How my web journal is build

Journal Topic of Robin Gruenke

For the purpose of starting my blog (I call it journal, because I will write in small chapters and it also serves as documentation), I want to generate static html without a server. I want a blend of: Plain text, less boilerplate, purity, approachability, content validation, modularity and freedom for customizing and extension.
Chapter Index

TL;DR I created my own document format
MAR 23, 2020 - Robin Gruenke

Writing my articles outside the scope of html and css rendering was important to me. I want to write plain text and decorate it with properties, which resemble certain reoccurring html components and meta information. So I created my own format for this. You can find a link to the document for this article in appendix.

Preface: What about Elm ?
MAR 7, 2020 - Robin Gruenke

Because I am a big fan of Elm, my first thought was if it was a good choice for my purpose. I have a little bit experience with elm-static, which is an opinionated tool for creating static html for your website. It supports markdown and elm-markup. However, in my humble opinion it is structural very complex, has a lot of boilerplate and the modularity of the markdown files is somehow hard to see through.

What about elm-markup ?

I saw the introduction video of it, and I think it is a very great idea. It is so modular and extensible that you can create very rich custom formats for your static html. I was looking for it on github, but soon I realized, it is somewhat hard to start off with it, since there is no real introduction and documentation for it. I would spend a lot of time understanding it and getting things done, so dropped it from the list. However, maybe I will have a look later this year !

Finally, I was thinking: What would be the elm way of doing it ?

Elm could render static html in a very simple way, by just creating a main function and call the html functions you need.

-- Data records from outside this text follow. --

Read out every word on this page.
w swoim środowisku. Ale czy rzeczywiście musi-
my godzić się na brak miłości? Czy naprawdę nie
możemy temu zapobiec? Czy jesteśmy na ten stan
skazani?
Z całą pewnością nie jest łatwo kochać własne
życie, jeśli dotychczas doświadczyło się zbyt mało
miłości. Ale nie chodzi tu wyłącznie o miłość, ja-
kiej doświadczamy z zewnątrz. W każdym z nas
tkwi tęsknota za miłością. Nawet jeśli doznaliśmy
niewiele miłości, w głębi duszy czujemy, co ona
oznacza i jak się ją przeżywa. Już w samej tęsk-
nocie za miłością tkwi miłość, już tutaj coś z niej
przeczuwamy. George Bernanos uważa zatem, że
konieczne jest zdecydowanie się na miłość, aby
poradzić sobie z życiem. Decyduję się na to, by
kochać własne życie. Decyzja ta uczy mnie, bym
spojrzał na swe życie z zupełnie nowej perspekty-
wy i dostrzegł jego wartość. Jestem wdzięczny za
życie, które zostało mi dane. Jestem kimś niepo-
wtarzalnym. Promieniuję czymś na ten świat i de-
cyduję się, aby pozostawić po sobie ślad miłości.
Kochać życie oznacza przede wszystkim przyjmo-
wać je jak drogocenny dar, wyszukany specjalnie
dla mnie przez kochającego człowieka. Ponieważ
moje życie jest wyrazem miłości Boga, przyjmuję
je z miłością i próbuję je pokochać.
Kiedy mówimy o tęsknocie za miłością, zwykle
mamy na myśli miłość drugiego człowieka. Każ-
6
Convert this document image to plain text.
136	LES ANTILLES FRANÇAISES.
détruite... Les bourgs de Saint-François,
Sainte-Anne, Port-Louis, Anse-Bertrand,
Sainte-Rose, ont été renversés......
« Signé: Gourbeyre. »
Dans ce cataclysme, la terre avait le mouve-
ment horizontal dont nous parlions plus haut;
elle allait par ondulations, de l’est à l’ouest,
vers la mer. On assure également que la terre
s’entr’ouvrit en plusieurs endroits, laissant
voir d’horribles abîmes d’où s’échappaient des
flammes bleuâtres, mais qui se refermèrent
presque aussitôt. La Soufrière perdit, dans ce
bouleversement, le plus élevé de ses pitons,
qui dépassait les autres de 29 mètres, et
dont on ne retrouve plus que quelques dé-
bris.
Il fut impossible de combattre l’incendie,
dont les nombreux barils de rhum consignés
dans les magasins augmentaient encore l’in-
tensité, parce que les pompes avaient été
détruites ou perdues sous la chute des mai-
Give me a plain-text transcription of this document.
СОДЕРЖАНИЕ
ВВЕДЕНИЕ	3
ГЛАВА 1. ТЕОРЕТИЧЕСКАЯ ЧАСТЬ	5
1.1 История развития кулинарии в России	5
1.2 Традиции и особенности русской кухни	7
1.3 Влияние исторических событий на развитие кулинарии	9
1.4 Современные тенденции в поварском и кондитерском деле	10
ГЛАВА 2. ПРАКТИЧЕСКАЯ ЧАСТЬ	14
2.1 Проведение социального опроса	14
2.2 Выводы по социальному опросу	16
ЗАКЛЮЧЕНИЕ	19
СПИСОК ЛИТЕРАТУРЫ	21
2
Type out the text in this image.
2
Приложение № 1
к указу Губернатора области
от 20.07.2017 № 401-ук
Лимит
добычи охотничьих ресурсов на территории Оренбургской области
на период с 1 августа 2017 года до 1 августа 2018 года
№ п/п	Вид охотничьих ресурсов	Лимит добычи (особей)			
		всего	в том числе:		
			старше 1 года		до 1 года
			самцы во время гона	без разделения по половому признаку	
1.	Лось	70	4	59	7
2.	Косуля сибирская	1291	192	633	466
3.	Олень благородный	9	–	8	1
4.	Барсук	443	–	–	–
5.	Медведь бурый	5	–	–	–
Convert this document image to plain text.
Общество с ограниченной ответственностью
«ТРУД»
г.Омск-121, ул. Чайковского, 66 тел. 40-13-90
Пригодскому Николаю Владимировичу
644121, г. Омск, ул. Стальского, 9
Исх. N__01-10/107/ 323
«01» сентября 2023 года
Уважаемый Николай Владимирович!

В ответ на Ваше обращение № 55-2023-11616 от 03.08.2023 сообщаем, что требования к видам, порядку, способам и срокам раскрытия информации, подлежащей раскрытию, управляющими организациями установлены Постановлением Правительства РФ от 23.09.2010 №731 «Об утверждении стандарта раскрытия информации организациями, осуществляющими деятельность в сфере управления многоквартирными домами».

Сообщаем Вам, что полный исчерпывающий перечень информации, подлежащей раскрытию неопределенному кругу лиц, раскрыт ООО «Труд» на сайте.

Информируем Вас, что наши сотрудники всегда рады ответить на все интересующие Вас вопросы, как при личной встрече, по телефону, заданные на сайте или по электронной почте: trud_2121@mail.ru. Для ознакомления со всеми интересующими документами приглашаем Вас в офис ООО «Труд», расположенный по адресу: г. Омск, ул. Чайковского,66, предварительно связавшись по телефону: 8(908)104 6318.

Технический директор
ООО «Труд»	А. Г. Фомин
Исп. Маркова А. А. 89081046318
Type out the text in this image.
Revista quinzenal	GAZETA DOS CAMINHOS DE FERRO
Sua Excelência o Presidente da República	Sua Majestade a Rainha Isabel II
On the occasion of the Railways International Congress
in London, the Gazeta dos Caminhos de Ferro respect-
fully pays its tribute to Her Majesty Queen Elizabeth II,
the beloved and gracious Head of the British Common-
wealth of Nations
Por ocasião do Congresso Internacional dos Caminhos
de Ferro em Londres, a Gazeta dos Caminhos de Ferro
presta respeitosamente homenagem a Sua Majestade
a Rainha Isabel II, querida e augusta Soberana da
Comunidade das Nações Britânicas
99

And it would bring all the power and modularity of elm with it. However, I was quite sure that the compiler couldn't generate html at all.

This is how I would write it:

module Test exposing (..)
import Html exposing (Html, div, h1, text)

main : Html Never
main =
    div [] [ h1 [] [ text "Hello World !" ]  ]

Cool, no boilerplate at all in the first place !

When you compile it, you get a html document. However, there is no static html from your main function in it. It just seems so natural to me that it would generate static html, since the annotation line 'main : Html Never' tells us: I will render html without any Javascript Events guaranteed. Of course, in the end, I was expecting that. As of today, Elm can render html via its Javascript runtime only (It is a compile to js language).

Maybe the addition of a built-in custom type like 'Static' could tell the compiler to just render html ? It would be just so simple and straight forward :)

Summary:

It seems like that Elm is not the appropriate tool (for now). I could generate pages just the way I mentioned earlier, however, the whole page would be rendered with javascript, which is not what I want (think of SEO).

Preface: And what about PHP ?
MAR 7, 2020 - Robin Gruenke

Yes, good old php. It comes with modular html rendering 'included'. That is what it was made for initially. I had my experience with it. It is great for starting a small project from scratch and you want to proceed fast. Until today it grew to has compelling OOP features. Also, leveraging existing html files to be dynamic is very easy. However, mixing plain html and php code is scaling badly, since maintaining readability is clearly not a 'built-in feature', in my opinion. It can quickly turn into a complete mess.

In order to get a clean and fitting environment with php, I would need to research for appropriate tools. But the pool of my concerns are too inconstant. Do I need some sort of smart classes which handle rendering ? How could I dismiss writing mixed php and html ? Do I need some sort of framework ? Where can I find well written documentation ? Can I have PHP with a nice syntax ? (Python, you ?)

I am sorry, PHP.

Indeed Python !
MAR 7, 2020 - Robin Gruenke

I was learning Python the last weeks. Somehow it caught my attention after years, and I thought: why did I never give it a try ? Sorry Python, that I never considered you before ! You are clearly awesome !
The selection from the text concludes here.